Brett Trainor (:What's name of it again?
Paul Durelli (:the landscape, she talks about corporate wasteland, executives not being able to get work and certainly not anywhere near their previous pay scale, I should say, right? And she's talking about how essentially pro voice is somewhat of like the corporate educated version of being an influencer using your
Brett Trainor (:Yeah.
Paul Durelli (:experience and knowledge to be get out there like what you're doing you're a perfect example of pro voice talking about you know your journey your experience what you've learned what you've come across what's working what's not working and getting out there and getting exposure and by virtue of that you're getting more opportunities come your way
Brett Trainor (:Yeah, so good. Definitely.
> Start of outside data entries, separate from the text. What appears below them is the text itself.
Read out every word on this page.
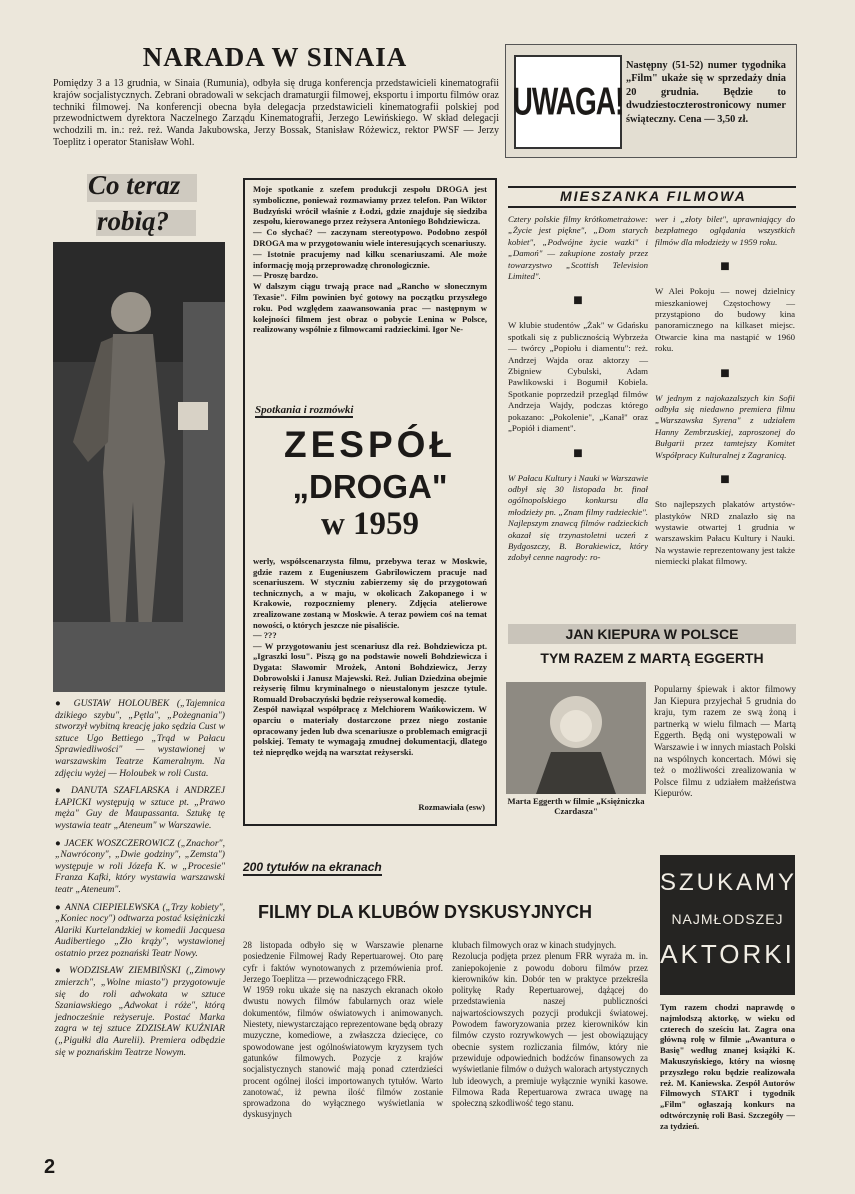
NARADA W SINAIA

Pomiędzy 3 a 13 grudnia, w Sinaia (Rumunia), odbyła się druga konferencja przedstawicieli kinematografii krajów socjalistycznych. Zebrani obradowali w sekcjach dramaturgii filmowej, eksportu i importu filmów oraz techniki filmowej. Na konferencji obecna była delegacja przedstawicieli kinematografii polskiej pod przewodnictwem dyrektora Naczelnego Zarządu Kinematografii, Jerzego Lewińskiego. W skład delegacji wchodzili m. in.: reż. reż. Wanda Jakubowska, Jerzy Bossak, Stanisław Różewicz, rektor PWSF — Jerzy Toeplitz i operator Stanisław Wohl.

UWAGA!

Następny (51-52) numer tygodnika „Film" ukaże się w sprzedaży dnia 20 grudnia. Będzie to dwudziestoczterostronicowy numer świąteczny. Cena — 3,50 zł.

Co teraz
robią?

● GUSTAW HOLOUBEK („Tajemnica dzikiego szybu", „Pętla", „Pożegnania") stworzył wybitną kreację jako sędzia Cust w sztuce Ugo Bettiego „Trąd w Pałacu Sprawiedliwości" — wystawionej w warszawskim Teatrze Kameralnym. Na zdjęciu wyżej — Holoubek w roli Custa.

● DANUTA SZAFLARSKA i ANDRZEJ ŁAPICKI występują w sztuce pt. „Prawo męża" Guy de Maupassanta. Sztukę tę wystawia teatr „Ateneum" w Warszawie.

● JACEK WOSZCZEROWICZ („Znachor", „Nawrócony", „Dwie godziny", „Zemsta") występuje w roli Józefa K. w „Procesie" Franza Kafki, który wystawia warszawski teatr „Ateneum".

● ANNA CIEPIELEWSKA („Trzy kobiety", „Koniec nocy") odtwarza postać księżniczki Alariki Kurtelandzkiej w komedii Jacquesa Audibertiego „Zło krąży", wystawionej ostatnio przez poznański Teatr Nowy.

● WODZISŁAW ZIEMBIŃSKI („Zimowy zmierzch", „Wolne miasto") przygotowuje się do roli adwokata w sztuce Szaniawskiego „Adwokat i róże", którą jednocześnie reżyseruje. Postać Marka zagra w tej sztuce ZDZISŁAW KUŹNIAR („Pigułki dla Aurelii). Premiera odbędzie się w poznańskim Teatrze Nowym.

Moje spotkanie z szefem produkcji zespołu DROGA jest symboliczne, ponieważ rozmawiamy przez telefon. Pan Wiktor Budzyński wrócił właśnie z Łodzi, gdzie znajduje się siedziba zespołu, kierowanego przez reżysera Antoniego Bohdziewicza.
— Co słychać? — zaczynam stereotypowo. Podobno zespół DROGA ma w przygotowaniu wiele interesujących scenariuszy.
— Istotnie pracujemy nad kilku scenariuszami. Ale może informację moją przeprowadzę chronologicznie.
— Proszę bardzo.
W dalszym ciągu trwają prace nad „Rancho w słonecznym Texasie". Film powinien być gotowy na początku przyszłego roku. Pod względem zaawansowania prac — następnym w kolejności filmem jest obraz o pobycie Lenina w Polsce, realizowany wspólnie z filmowcami radzieckimi. Igor Ne-

Spotkania i rozmówki
ZESPÓŁ
„DROGA"
w 1959

werly, współscenarzysta filmu, przebywa teraz w Moskwie, gdzie razem z Eugeniuszem Gabrilowiczem pracuje nad scenariuszem. W styczniu zabierzemy się do przygotowań technicznych, a w maju, w okolicach Zakopanego i w Krakowie, rozpoczniemy plenery. Zdjęcia atelierowe zrealizowane zostaną w Moskwie. A teraz powiem coś na temat nowości, o których jeszcze nie pisaliście.
— ???
— W przygotowaniu jest scenariusz dla reż. Bohdziewicza pt. „Igraszki losu". Piszą go na podstawie noweli Bohdziewicza i Dygata: Sławomir Mrożek, Antoni Bohdziewicz, Jerzy Dobrowolski i Janusz Majewski. Reż. Julian Dziedzina obejmie reżyserię filmu kryminalnego o nieustalonym jeszcze tytule. Romuald Drobaczyński będzie reżyserował komedię.
Zespół nawiązał współpracę z Melchiorem Wańkowiczem. W oparciu o materiały dostarczone przez niego zostanie opracowany jeden lub dwa scenariusze o problemach emigracji polskiej. Tematy te wymagają zmudnej dokumentacji, dlatego też nieprędko wejdą na warsztat reżyserski.

Rozmawiała (esw)
MIESZANKA FILMOWA

Cztery polskie filmy krótkometrażowe: „Życie jest piękne", „Dom starych kobiet", „Podwójne życie wazki" i „Damoń" — zakupione zostały przez towarzystwo „Scottish Television Limited".

■

W klubie studentów „Żak" w Gdańsku spotkali się z publicznością Wybrzeża — twórcy „Popiołu i diamentu": reż. Andrzej Wajda oraz aktorzy — Zbigniew Cybulski, Adam Pawlikowski i Bogumił Kobiela. Spotkanie poprzedził przegląd filmów Andrzeja Wajdy, podczas którego pokazano: „Pokolenie", „Kanał" oraz „Popiół i diament".

■

W Pałacu Kultury i Nauki w Warszawie odbył się 30 listopada br. finał ogólnopolskiego konkursu dla młodzieży pn. „Znam filmy radzieckie". Najlepszym znawcą filmów radzieckich okazał się trzynastoletni uczeń z Bydgoszczy, B. Borakiewicz, który zdobył cenne nagrody: ro-

wer i „złoty bilet", uprawniający do bezpłatnego oglądania wszystkich filmów dla młodzieży w 1959 roku.

■

W Alei Pokoju — nowej dzielnicy mieszkaniowej Częstochowy — przystąpiono do budowy kina panoramicznego na kilkaset miejsc. Otwarcie kina ma nastąpić w 1960 roku.

■

W jednym z najokazalszych kin Sofii odbyła się niedawno premiera filmu „Warszawska Syrena" z udziałem Hanny Zembrzuskiej, zaproszonej do Bułgarii przez tamtejszy Komitet Współpracy Kulturalnej z Zagranicą.

■

Sto najlepszych plakatów artystów-plastyków NRD znalazło się na wystawie otwartej 1 grudnia w warszawskim Pałacu Kultury i Nauki. Na wystawie reprezentowany jest także niemiecki plakat filmowy.

JAN KIEPURA W POLSCE
TYM RAZEM Z MARTĄ EGGERTH

Marta Eggerth w filmie „Księżniczka Czardasza"

Popularny śpiewak i aktor filmowy Jan Kiepura przyjechał 5 grudnia do kraju, tym razem ze swą żoną i partnerką w wielu filmach — Martą Eggerth. Będą oni występowali w Warszawie i w innych miastach Polski na wspólnych koncertach. Mówi się też o możliwości zrealizowania w Polsce filmu z udziałem małżeństwa Kiepurów.

200 tytułów na ekranach
FILMY DLA KLUBÓW DYSKUSYJNYCH

28 listopada odbyło się w Warszawie plenarne posiedzenie Filmowej Rady Repertuarowej. Oto parę cyfr i faktów wynotowanych z przemówienia prof. Jerzego Toeplitza — przewodniczącego FRR.
W 1959 roku ukaże się na naszych ekranach około dwustu nowych filmów fabularnych oraz wiele dokumentów, filmów oświatowych i animowanych. Niestety, niewystarczająco reprezentowane będą obrazy muzyczne, komediowe, a zwłaszcza dziecięce, co spowodowane jest ogólnoświatowym kryzysem tych gatunków filmowych. Pozycje z krajów socjalistycznych stanowić mają ponad czterdzieści procent ogólnej ilości importowanych tytułów. Warto zanotować, iż pewna ilość filmów zostanie sprowadzona do wyłącznego wyświetlania w dyskusyjnych

klubach filmowych oraz w kinach studyjnych.
Rezolucja podjęta przez plenum FRR wyraża m. in. zaniepokojenie z powodu doboru filmów przez kierowników kin. Dobór ten w praktyce przekreśla politykę Rady Repertuarowej, dążącej do przedstawienia naszej publiczności najwartościowszych pozycji produkcji światowej. Powodem faworyzowania przez kierowników kin filmów czysto rozrywkowych — jest obowiązujący obecnie system rozliczania filmów, który nie przewiduje odpowiednich bodźców finansowych za wyświetlanie filmów o dużych walorach artystycznych lub ideowych, a premiuje wyłącznie wyniki kasowe. Filmowa Rada Repertuarowa zwraca uwagę na społeczną szkodliwość tego stanu.

SZUKAMY
NAJMŁODSZEJ
AKTORKI

Tym razem chodzi naprawdę o najmłodszą aktorkę, w wieku od czterech do sześciu lat. Zagra ona główną rolę w filmie „Awantura o Basię" według znanej książki K. Makuszyńskiego, który na wiosnę przyszłego roku będzie realizowała reż. M. Kaniewska. Zespół Autorów Filmowych START i tygodnik „Film" ogłaszają konkurs na odtwórczynię roli Basi. Szczegóły — za tydzień.

2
We'll check that out. the more the merrier on this, this, this journey, this fight. So, all right, Paul, I appreciate the time. I do want to be respected. I mean, this time just flies every time we chat. So what we need to do is keep this a little more frequent than maybe come back on a quarterly basis and share what you're seeing, right? New tools, other technologies that,
Paul Durelli (:Yeah, yeah.
Brett Trainor (:We'll tap into you since you're knee deep in the research and figuring out what's working. If you're good with that, I'd love to have you come back and talk about it.
Paul Durelli (:Absolutely, it'd be my pleasure. Thank you.
Brett Trainor (:So awesome. All right, we'll get everything into the show notes. Best place for people to track you down. What's your preferred method of contact?
Paul Durelli (:If they go to digital Kahuna calm my calendar bookings there my my link tree is there for the different offers offerings that I have including the tax credit people You know and anyone that wants to collaborate with me on and get revenue share on that I offer that as well anyone has a large audience that they want to promote that out to 50 % of Every every sale that I make so I make it a no-brainer
Brett Trainor (:That's awesome.
Paul Durelli (:with full transparency on everything. And that's it, yeah, digitalgahuna.com. My booking link's there, my link tree is there, and people can learn more about and reach out to me there. And thank you so much for having me on the podcast, Brett.
Brett Trainor (:Always my pleasure. learn something every time. so like I said, it's cool. Welcome back. we'll, like I said, we'll, we'll get you a little more frequency because again, I think these topics are important. If we can get this right early, then people are going to have a much easier time growing their businesses. So cool. All right, Paul, always a pleasure. Good to see you. We'll catch up with you soon.
Paul Durelli (:I agree.
was a pleasure, Brad. Good seeing you too.